The Democratic-controlled House issued a symbolic rejection of President Bush's plan to deploy more troops to Iraq on Friday, opening an epic confrontation between Congress and commander in chief over an unpopular war that has taken the lives of more than 3,100 U.S. troops.
The vote on the nonbinding measure was 246-182 with 17 Republicans and 2 Democrats breaking ranks.
"The stakes in Iraq are too high to recycle proposals that have little prospect for success," said Speaker Nancy Pelosi, leader of Democrats who gained power last fall in elections framed by public opposition to the war.
Disapproving of the decision of the President announced on January 10, 2007, to deploy more than 20,000 additional United States combat troops to Iraq.
The resolution resolved by the House of Representatives (the Senate concurring), that--
(1) Congress and the American people will continue to support and protect the members of the United States Armed Forces who are serving or who have served bravely and honorably in Iraq; and
(2) Congress disapproves of the decision of President George W. Bush announced on January 10, 2007, to deploy more than 20,000 additional United States combat troops to Iraq.
Earlier Dave Loebsack said "Today, with my colleagues, I stand here in support of our brave men and women of the armed services as well as their families. We should honor their great commitment and sacrifices without hesitation.
The time has come to tell President Bush enough is enough! Last November, the American people spoke. They spoke loudly and clearly on a number of issues but none more passionately and forcefully than the war in Iraq. The American people, long before this debate this week, decided that the misadventure in Iraq must end.
Our troops have performed valiantly in Iraq. In a matter of just a few weeks, our troops removed from power a brutal dictator and began to provide the Iraqi people with the opportunity to construct a new political order. Our troops also have contributed mightily to the reconstruction and development of the Iraqi economy and infrastructure.
But over the course of this conflict, the mission of our troops has been transformed and now they find themselves in the middle of a civil war that involves not just two sides but almost innumerable factions in conflict with one another. What's worse is the continued presence of American troops in Iraq will likely only inflame the ongoing sectarian strife and create more, not fewer, enemies of America. The bottom line is that a continued presence of America troops will only exacerbate the multiple conflicts in Iraq.
While it was the Bush administration who initiated hostile actions in March of 2003, I believe it is now necessary for the Iraqi people to step up and assume responsibility for their future. We are at a point in this conflict where the only way forward includes a concerted and effective effort on the part of the Iraqi government to share both political power and the economic resources of their country.

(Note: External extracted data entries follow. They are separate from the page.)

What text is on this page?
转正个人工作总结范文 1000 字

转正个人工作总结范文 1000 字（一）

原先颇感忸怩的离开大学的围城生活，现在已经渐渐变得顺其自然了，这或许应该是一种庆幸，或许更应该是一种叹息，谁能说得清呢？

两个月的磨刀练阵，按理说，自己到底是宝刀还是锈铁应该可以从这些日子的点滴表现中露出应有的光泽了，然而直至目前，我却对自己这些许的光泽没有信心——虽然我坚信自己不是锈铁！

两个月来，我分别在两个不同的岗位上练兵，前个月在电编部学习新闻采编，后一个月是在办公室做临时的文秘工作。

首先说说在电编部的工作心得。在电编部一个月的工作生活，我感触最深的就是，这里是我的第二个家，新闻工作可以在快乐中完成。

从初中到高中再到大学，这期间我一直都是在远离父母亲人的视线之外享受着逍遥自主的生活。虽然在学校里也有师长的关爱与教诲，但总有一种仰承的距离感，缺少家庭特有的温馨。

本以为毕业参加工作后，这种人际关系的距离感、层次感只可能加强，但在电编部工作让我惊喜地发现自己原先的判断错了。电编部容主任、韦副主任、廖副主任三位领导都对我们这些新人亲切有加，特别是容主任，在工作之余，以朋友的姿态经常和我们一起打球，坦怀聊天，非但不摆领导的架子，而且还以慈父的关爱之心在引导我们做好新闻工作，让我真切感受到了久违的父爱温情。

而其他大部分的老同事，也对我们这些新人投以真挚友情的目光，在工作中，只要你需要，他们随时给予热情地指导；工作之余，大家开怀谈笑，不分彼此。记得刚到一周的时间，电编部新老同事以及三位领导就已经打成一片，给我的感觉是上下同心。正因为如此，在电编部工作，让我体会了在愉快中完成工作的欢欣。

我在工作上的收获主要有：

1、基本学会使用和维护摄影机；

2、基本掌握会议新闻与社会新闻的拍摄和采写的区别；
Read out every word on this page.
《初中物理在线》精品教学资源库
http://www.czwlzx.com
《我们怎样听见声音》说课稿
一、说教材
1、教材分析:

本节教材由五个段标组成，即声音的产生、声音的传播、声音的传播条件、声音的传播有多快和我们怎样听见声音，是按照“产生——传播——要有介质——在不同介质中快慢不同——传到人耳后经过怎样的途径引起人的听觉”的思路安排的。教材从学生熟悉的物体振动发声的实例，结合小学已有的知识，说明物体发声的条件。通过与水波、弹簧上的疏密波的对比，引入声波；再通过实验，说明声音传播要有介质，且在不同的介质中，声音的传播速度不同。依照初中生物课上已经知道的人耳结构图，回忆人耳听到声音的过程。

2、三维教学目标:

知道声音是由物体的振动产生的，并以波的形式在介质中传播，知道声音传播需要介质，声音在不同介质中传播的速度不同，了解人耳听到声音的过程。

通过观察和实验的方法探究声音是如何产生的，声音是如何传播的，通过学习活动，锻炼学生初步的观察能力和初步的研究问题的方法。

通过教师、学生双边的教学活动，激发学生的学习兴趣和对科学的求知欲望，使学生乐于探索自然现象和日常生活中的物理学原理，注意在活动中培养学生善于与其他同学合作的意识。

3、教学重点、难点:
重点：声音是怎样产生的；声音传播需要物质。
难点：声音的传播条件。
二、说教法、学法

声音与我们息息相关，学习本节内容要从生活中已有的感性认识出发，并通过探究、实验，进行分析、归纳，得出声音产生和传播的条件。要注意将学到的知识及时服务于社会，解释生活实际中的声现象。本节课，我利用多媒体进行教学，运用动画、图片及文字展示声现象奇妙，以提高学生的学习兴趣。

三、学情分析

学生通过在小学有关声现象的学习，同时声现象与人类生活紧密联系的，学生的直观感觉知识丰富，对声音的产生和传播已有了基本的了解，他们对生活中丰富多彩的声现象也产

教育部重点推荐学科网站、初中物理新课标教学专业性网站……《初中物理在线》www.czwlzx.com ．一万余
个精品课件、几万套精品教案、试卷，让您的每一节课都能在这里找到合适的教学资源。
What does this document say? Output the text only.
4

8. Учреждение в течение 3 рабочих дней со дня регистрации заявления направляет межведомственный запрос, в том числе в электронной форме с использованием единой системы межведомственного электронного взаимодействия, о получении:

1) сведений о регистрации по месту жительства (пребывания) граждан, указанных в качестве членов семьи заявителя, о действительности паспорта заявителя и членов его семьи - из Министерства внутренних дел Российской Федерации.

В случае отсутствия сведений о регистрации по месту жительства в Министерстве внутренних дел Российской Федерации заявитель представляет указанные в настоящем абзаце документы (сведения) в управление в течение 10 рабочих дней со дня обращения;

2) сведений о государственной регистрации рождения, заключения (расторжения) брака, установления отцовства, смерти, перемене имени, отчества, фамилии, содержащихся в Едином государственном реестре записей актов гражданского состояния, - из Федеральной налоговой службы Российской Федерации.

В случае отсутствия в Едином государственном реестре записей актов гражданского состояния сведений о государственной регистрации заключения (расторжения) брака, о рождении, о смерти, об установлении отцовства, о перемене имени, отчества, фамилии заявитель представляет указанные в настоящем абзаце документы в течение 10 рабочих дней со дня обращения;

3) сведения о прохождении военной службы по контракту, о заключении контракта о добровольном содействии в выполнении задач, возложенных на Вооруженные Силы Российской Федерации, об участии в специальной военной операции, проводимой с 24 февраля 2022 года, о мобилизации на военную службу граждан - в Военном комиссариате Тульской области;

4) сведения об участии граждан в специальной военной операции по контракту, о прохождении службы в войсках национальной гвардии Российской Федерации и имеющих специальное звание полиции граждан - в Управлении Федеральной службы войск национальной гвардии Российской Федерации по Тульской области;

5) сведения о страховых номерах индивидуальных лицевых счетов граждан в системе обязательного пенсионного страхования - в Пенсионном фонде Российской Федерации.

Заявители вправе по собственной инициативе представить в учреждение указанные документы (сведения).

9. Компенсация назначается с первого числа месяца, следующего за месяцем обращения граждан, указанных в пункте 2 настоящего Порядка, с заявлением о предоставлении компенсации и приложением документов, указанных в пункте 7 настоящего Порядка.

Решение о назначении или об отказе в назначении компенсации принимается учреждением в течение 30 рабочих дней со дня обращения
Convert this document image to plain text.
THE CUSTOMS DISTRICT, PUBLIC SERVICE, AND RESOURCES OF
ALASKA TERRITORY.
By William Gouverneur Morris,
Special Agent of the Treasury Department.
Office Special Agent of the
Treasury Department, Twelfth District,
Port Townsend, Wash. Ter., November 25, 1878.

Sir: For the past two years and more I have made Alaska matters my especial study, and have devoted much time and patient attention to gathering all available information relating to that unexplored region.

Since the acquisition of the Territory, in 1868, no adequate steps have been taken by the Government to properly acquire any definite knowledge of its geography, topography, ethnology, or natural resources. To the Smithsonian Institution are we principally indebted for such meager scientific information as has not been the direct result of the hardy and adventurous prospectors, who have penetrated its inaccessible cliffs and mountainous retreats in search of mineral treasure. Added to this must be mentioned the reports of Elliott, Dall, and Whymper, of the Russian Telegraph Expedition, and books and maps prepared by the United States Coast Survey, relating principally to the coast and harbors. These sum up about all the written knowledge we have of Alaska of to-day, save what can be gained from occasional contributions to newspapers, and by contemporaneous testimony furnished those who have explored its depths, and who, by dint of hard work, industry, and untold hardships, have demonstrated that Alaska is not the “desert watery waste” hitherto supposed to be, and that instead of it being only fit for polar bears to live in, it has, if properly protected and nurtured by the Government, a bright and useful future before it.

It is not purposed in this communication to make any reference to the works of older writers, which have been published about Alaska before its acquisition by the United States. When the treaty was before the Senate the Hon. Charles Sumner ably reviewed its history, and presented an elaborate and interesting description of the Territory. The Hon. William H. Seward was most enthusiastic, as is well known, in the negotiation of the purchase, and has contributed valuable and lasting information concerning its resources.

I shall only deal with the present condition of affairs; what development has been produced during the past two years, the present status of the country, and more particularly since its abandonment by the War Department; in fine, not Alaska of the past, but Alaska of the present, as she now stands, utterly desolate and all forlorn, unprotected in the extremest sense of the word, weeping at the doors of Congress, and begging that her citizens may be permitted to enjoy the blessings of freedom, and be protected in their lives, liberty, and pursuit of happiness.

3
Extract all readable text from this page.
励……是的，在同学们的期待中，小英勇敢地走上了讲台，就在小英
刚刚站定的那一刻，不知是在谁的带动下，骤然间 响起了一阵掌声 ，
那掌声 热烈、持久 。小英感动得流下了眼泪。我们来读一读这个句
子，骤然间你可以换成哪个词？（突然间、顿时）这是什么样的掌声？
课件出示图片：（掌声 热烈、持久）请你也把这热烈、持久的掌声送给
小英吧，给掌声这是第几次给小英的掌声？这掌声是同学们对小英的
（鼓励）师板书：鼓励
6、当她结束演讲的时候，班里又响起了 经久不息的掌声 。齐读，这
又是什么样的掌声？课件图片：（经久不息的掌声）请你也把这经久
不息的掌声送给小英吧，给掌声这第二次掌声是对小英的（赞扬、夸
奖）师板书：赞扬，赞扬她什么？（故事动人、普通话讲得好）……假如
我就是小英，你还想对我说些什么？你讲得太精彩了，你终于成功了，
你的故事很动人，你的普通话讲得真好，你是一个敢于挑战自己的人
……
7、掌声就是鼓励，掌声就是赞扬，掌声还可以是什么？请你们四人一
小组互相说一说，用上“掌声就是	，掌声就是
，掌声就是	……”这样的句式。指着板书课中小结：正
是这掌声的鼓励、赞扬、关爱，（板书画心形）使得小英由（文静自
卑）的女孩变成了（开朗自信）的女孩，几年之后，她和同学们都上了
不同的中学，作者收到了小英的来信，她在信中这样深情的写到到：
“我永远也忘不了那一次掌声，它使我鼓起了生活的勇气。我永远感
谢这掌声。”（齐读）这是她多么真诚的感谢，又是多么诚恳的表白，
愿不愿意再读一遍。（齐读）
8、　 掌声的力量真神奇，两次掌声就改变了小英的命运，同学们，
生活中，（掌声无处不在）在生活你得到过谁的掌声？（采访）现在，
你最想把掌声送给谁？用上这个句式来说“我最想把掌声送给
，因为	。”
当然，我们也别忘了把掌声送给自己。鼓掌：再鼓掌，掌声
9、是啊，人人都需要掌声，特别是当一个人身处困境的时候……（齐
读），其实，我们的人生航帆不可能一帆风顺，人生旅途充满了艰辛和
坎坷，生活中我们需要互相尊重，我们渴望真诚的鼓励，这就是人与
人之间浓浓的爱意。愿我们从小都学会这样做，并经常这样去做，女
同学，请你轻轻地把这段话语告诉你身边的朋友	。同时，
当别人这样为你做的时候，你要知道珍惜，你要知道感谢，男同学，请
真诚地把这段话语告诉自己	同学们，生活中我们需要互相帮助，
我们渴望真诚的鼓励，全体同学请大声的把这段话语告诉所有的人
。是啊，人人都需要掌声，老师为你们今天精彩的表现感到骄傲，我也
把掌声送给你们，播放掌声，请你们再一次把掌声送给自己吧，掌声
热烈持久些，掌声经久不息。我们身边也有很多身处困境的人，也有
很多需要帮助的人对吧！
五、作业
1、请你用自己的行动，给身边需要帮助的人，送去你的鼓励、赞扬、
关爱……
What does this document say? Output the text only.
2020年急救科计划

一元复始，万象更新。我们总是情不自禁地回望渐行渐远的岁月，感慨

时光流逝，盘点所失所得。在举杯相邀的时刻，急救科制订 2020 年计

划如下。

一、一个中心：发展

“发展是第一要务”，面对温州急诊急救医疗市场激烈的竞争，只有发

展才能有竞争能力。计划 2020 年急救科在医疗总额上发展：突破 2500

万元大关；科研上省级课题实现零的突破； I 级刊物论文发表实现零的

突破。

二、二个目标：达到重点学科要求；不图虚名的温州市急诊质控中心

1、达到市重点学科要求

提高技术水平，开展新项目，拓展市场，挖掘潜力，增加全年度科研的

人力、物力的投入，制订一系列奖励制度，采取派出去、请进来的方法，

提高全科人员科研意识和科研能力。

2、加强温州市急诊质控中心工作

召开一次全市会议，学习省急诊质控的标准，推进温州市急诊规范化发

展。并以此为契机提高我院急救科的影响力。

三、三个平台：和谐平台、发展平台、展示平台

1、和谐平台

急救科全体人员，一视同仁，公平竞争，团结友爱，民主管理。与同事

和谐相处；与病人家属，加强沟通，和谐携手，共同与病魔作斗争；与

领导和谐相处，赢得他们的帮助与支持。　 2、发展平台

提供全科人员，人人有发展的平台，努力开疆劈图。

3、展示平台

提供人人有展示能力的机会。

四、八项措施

What is also needed now more than ever is for this administration to reach out to our traditional allies and those in the region who have a significant stake in the future of Iraq. The Bush administration must do something it has been woefully reluctant to do. It must admit that it made a major strategic and foreign policy blunder when it invaded Iraq in the first place. I am willing to wager that such an admission would go some distance towards at least beginning to repair our relations with the rest of the world. And the improvement of our relations with our traditional allies beyond the British is a prerequisite to securing their help on Iraq.
In conclusion I call on my colleagues to support this
resolution today as a beginning of this chamber's efforts to protect the troops and bring our country's involvement in this war to an end."